One of the most highly anticipated features of the MVP3 chipset is the ability to run your SDRAM at a Bus Clock of 66MHz pseudo-synchronously while your CPU/L2 cache makes use of the 100MHz bus speed.  This opens up the Super7 market to the low cost arena as well, allowing upgrade addicts to re-use their older SDRAM that may not be PC100 Compliant in newer motherboards while not limiting themselves to < 100MHz bus speeds.  This setting is featured on the MVP3C-M, unfortunately due to the nature of the revision of the board tested by AnandTech (Revision 0.2) both the SDRAM and AGP clocks could not operate at 66MHz, rendering the AGP bus virtually inoperable at the 100MHz setting and rendering the system paralyzed if you attempt to make use of the pseudo-synchronous SDRAM clock which is derived from the AGP Clock.  Epox has informed AnandTech that they have corrected this problem, so expect to see more from them in the coming weeks.

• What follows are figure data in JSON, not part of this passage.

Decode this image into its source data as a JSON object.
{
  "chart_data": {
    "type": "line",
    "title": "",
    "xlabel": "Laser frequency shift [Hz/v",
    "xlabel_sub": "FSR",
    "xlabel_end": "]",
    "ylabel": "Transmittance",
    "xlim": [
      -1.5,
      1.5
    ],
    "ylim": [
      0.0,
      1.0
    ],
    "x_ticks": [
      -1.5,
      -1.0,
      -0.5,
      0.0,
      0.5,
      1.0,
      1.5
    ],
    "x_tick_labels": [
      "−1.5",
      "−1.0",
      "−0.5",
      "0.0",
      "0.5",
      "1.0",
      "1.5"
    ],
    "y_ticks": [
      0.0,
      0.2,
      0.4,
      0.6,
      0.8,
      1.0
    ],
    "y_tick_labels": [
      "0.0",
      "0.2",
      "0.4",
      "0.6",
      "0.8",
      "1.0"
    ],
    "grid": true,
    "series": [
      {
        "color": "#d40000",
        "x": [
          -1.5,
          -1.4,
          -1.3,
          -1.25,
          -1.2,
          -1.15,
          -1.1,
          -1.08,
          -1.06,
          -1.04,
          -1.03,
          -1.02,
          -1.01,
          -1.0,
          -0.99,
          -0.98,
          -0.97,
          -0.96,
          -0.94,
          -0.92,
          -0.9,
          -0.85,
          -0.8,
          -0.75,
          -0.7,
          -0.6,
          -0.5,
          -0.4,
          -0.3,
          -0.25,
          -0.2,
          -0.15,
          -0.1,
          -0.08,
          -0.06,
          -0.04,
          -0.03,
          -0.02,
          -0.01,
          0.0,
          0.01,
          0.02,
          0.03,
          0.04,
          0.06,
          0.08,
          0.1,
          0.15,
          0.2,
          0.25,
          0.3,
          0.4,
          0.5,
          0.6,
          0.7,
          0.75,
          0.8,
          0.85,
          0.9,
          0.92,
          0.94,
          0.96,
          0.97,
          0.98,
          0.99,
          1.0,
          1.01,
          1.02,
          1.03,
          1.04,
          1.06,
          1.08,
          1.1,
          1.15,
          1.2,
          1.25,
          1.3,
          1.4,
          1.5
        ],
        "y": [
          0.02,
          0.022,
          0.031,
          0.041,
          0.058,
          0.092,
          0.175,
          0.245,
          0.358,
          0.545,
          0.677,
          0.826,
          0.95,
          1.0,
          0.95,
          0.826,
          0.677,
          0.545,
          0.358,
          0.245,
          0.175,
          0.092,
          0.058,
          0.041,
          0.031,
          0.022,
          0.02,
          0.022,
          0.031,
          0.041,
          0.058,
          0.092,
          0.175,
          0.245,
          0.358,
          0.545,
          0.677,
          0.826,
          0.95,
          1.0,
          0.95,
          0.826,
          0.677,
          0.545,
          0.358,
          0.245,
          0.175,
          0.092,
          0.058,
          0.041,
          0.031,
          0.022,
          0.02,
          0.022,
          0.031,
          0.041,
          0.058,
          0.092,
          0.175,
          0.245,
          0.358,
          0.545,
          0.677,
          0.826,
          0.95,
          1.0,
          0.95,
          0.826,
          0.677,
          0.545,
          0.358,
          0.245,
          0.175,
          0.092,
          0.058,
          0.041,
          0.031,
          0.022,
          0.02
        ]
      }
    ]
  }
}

The quality of the MVP3C-M couldn't be better for a board of this caliber, not only does Epox package the board with the latest AGP Gart and VIA Bus Mastering Drivers but they also paid special attention to the engineering qualities of their newest pride and joy.  Their attention to detail is represented by the rock-solid stability, especially when overclocked, and not to mention when using the previously unstable 100MHz bus speed.  During the extensive testing that was performed with the MVP3C-M, the test system never once exhibited any sort of erratic behavior while operating under even the most extreme conditions, where most motherboards would crack under pressure, the MVP3C-M continued to function flawlessly

Naturally, the performance of this motherboard using the 100MHz Front Side Bus Frequency is unparalleled by anything out today, simply using the 100MHz bus (which worked fine on both Intel and AMD processors; the Cyrix 6x86MX tested was a MX-200+ which is notorious for not being an overclocker's chip, and therefore didn't make it to the lowest setting of 100 x 2.0) increases overall system performance by a factor of 8 - 13% in Business Applications and Games.

But before you get too excited, there are a few things that need to be fixed with the MVP3C-M before it makes its official release...let's take a look at those before making the final decision on this board.

The Bad

Don't worry about the AT form factor this board is available in, within a couple weeks time AnandTech will be receiving the ATX version of this board with a full Megabyte of Level 2 cache, that will double the maximum cacheable memory limit of the board to 256MB.

The only real problem encountered with the MVP3C-M was the fact that the board would not divide the AGP Clock properly at 100MHz bus speeds, making the use of a PCI Video card almost required for stable operation.   Luckily Epox has informed AnandTech that they are working on this and it will be fixed by the time the board is officially released.  Also, the lack of "in-between" voltage settings separating the 2.2v from the 2.8v Vcore settings on the board make it difficult to break the 333MHz mark with the K6-300 (3.5 x 100 isn't stable enough, most likely due to the voltage).  Other than that, Epox has a definite hit on their hands.